Now that deep learning at traditional supercomputing centers is becoming a more pervasive combination, the infrastructure challenges of making both AI and simulations run efficiently on the same hardware and software stacks are emerging. While the dual fit of GPUs for both training and HPC simulations is convenient, other system elements do not allow such an easy marriage.
Case in point. Last week we described Gordon Bell Prize finalist work to scale deep learning across nearly all of the top-ranked GPU-accelerated Summit supercomputer at Oak Ridge National Lab. The climate modeling effort was able to break the exaop performance barrier by scaling training to over 27,000 Volta GPUs using the half precision in Volta’s TensorCore and via tweaks to the DeepLabv3+ framework.
In a follow-up discussion with one of the leads on the project, NERSC’s data science and analytics lead, Prabhat, we dug into the finer points of scaling—one that often is not discussed but is particularly important as more supercomputing sites try to work deep learning into scientific workflows.
“There is so much on emphasis on compute in deep learning that people forget the cost of moving data,” Prabhat explains. “Overall this work has provided a systems-level view of what it takes to get deep learning running at scale on a leading supercomputer for one of the most important science problems we have. But as we pushed along, we started to find that the real bottlenecks are data management at I/O.”
When the team ran their deep learning job on over 27,000 GPUs and all of those graphics engines wanted to read data from the file system on Summit, GPFS, it became clear the file system could not keep up. This meant they had to reroute around the file system altogether by staging all the data before the job even ran onto node-level NVMEs. The six GPUs on each node would not talk to the file system any longer, instead reading data directly off the node-level NVMe to get the sustained I/O performance needed.
This is not just a shortcoming of IBM’s GPFS either. Similar tests run on the CPU-only (Knights Landing) Cori supercomputer at NERSC hit similar scaling walls even without the I/O hit from multi-GPU. This limitation was realized on Cori for another deep learning HPC project called CosmoFlow, which we will describe in detail tomorrow from a machine learning frameworks perspective. In the Cori case, Prabhat says they loaded data into the Cray DataWarp burst buffer, which is one of the more unique features of the machine and which led to positive results.

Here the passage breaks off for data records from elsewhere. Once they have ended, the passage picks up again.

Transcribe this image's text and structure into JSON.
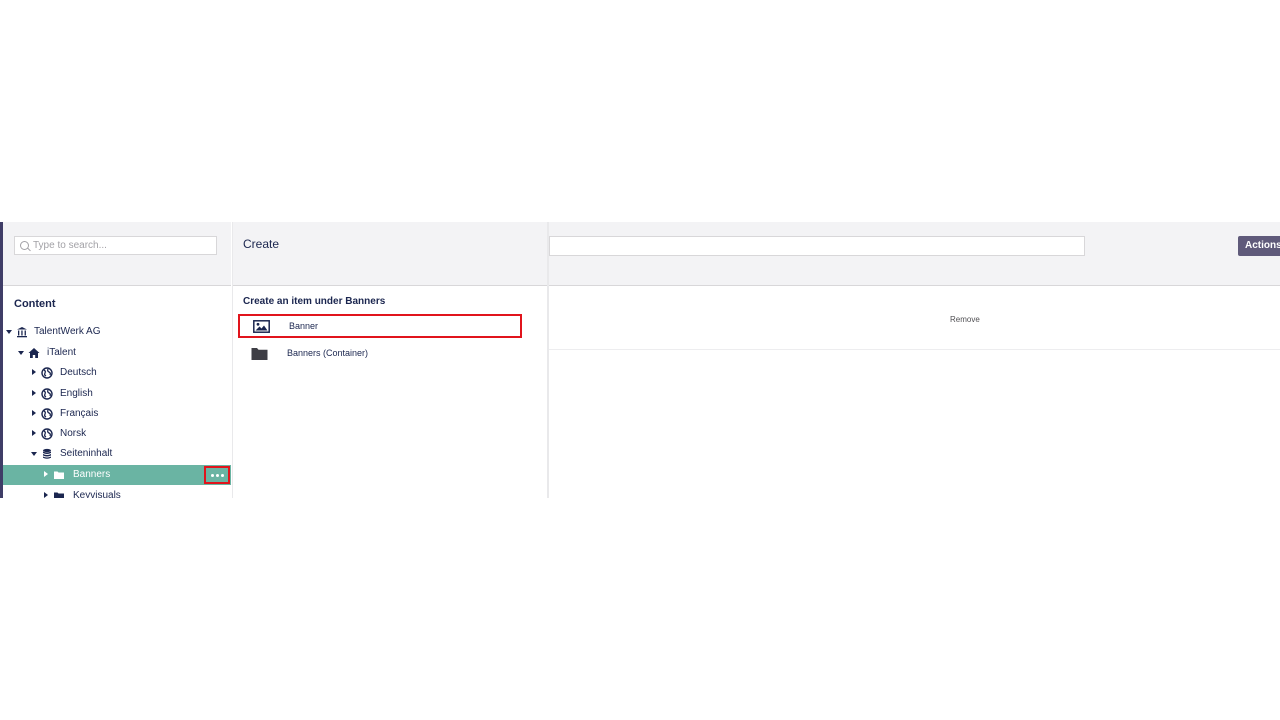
{
  "tree": {
    "search_placeholder": "Type to search...",
    "section_title": "Content",
    "items": [
      {
        "label": "TalentWerk AG",
        "icon": "institution-icon"
      },
      {
        "label": "iTalent",
        "icon": "home-icon"
      },
      {
        "label": "Deutsch",
        "icon": "globe-icon"
      },
      {
        "label": "English",
        "icon": "globe-icon"
      },
      {
        "label": "Français",
        "icon": "globe-icon"
      },
      {
        "label": "Norsk",
        "icon": "globe-icon"
      },
      {
        "label": "Seiteninhalt",
        "icon": "database-icon"
      },
      {
        "label": "Banners",
        "icon": "folder-icon"
      },
      {
        "label": "Keyvisuals",
        "icon": "folder-icon"
      }
    ]
  },
  "create_dialog": {
    "title": "Create",
    "subtitle": "Create an item under Banners",
    "options": [
      {
        "label": "Banner",
        "icon": "picture-icon"
      },
      {
        "label": "Banners (Container)",
        "icon": "folder-icon"
      }
    ]
  },
  "main": {
    "name_value": "",
    "actions_label": "Actions",
    "remove_label": "Remove"
  },
  "colors": {
    "selected_row": "#6ab4a3",
    "highlight": "#e1141c",
    "actions_button": "#5f5a7a",
    "text": "#1b264f"
  }
}
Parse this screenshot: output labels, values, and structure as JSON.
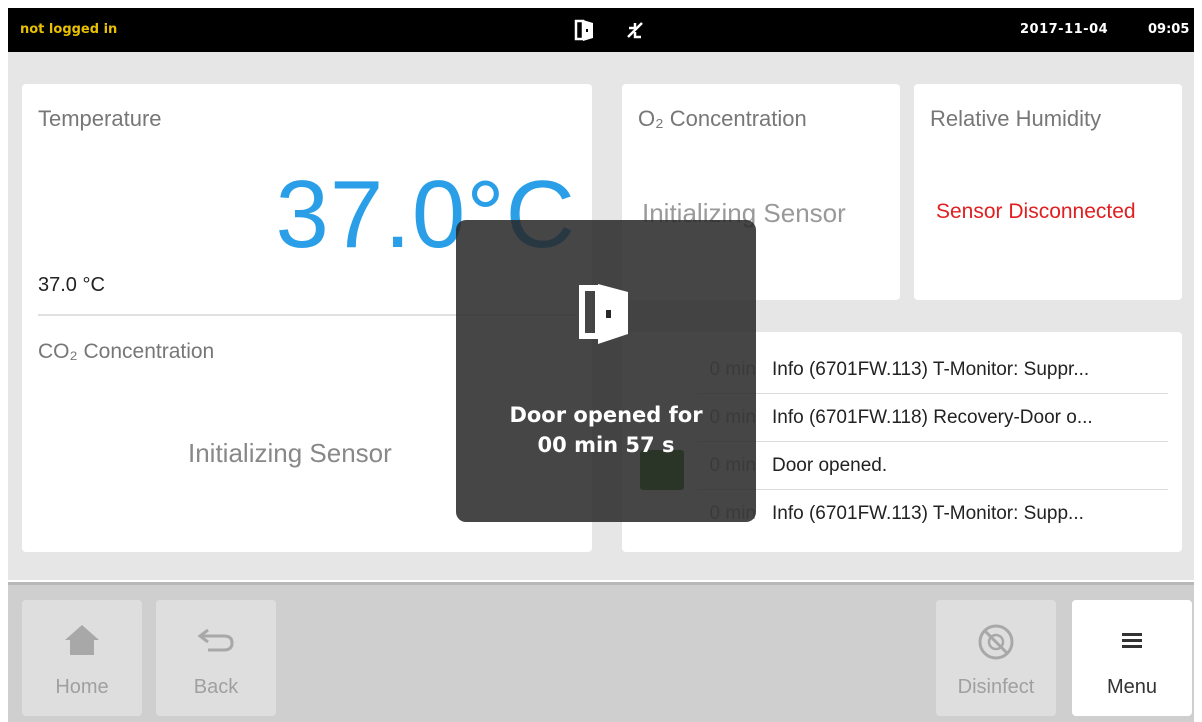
{
  "status": {
    "login_text": "not logged in",
    "date": "2017-11-04",
    "time": "09:05",
    "icons": [
      "door-open-icon",
      "no-connection-icon"
    ],
    "colors": {
      "login": "#e8c000"
    }
  },
  "temperature": {
    "title": "Temperature",
    "value": "37.0°C",
    "setpoint": "37.0 °C",
    "color": "#2a9fe8"
  },
  "co2": {
    "title": "CO₂ Concentration",
    "status": "Initializing Sensor"
  },
  "o2": {
    "title": "O₂ Concentration",
    "status": "Initializing Sensor"
  },
  "humidity": {
    "title": "Relative Humidity",
    "status": "Sensor Disconnected",
    "color": "#e02020"
  },
  "log": {
    "entries": [
      {
        "time": "0 min",
        "message": "Info (6701FW.113)  T-Monitor: Suppr..."
      },
      {
        "time": "0 min",
        "message": "Info (6701FW.118)  Recovery-Door o..."
      },
      {
        "time": "0 min",
        "message": "Door opened."
      },
      {
        "time": "0 min",
        "message": "Info (6701FW.113)  T-Monitor: Supp..."
      }
    ]
  },
  "overlay": {
    "line1": "Door opened for",
    "line2": "00 min 57 s",
    "icon": "door-open-icon"
  },
  "nav": {
    "home": "Home",
    "back": "Back",
    "disinfect": "Disinfect",
    "menu": "Menu"
  }
}
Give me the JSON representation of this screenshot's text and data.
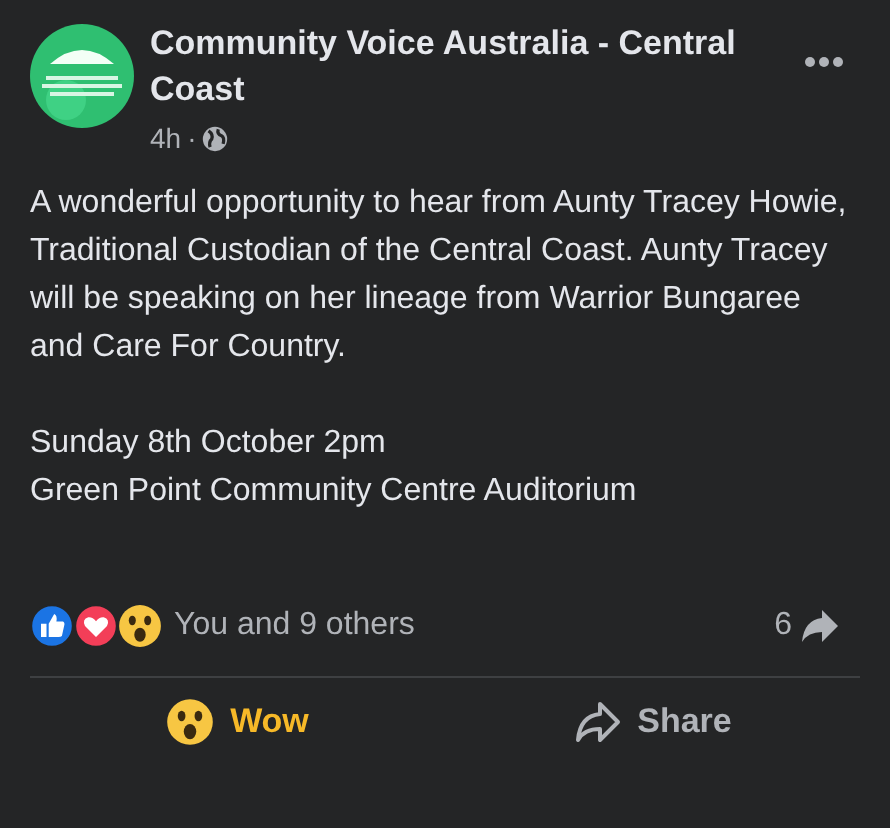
{
  "post": {
    "author": "Community Voice Australia - Central Coast",
    "time": "4h",
    "separator": "·",
    "paragraphs": [
      "A wonderful opportunity to hear from Aunty Tracey Howie, Traditional Custodian of the Central Coast. Aunty Tracey will be speaking on her lineage from Warrior Bungaree and Care For Country.",
      "Sunday 8th October 2pm\nGreen Point Community Centre Auditorium"
    ]
  },
  "reactions": {
    "types": [
      {
        "kind": "like"
      },
      {
        "kind": "love"
      },
      {
        "kind": "wow"
      }
    ],
    "summary": "You and 9 others",
    "shares": "6"
  },
  "actions": [
    {
      "kind": "wow",
      "label": "Wow",
      "selected": true
    },
    {
      "kind": "share",
      "label": "Share",
      "selected": false
    }
  ]
}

But there has to be a better way to use the same file system setup that is used for simulation workloads on the same system, right? Perhaps not, Prabhat says, in part because the nature of deep learning workloads is far different than the read/write balance needed for simulations. Deep learning training data does not change much when scaling on a system like Summit (it might different if training is done on smaller systems iteratively as the hyperscalers do—at maximum 100 nodes, generally). This means it is mostly based on reads versus writes, which means HPC file systems are a bit top-heavy for the task.
Whether GPFS, Lustre, or any of the other file systems for HPC sites, there is no keeping up with the raw bandwidth required, at least not for deployments at scale. “We had around a 20-40TB dataset that we needed to load and that volume was spread across 200,000 files. Reading that many files from that many nodes will create metadata issues on both major file systems,” Prabhat adds.
A better approach might exist in object stores, which is something NERSC is exploring in the next several months, especially with the proliferation of deep learning on large-scale HPC systems work that seems to be cropping up at centers everywhere.
“We are still exploring options and have done some early investigations into some different object approaches like DAOS and Swift, among others. But it is early days and we have not shown these to scale at the capability we need for deep learning applications, so it’s hard to say what is best for now.” Recall that DAOS is a unique object store approach with POSIX hooks developed at Los Alamos National Lab (and taken over by Intel) by HPC storage guru, Gary Grider and team.
“Conventional HPC file systems are not scaling as they need to for deep learning capability jobs. SSDs in various form factors in a node or on the network are key for sustained I/O.”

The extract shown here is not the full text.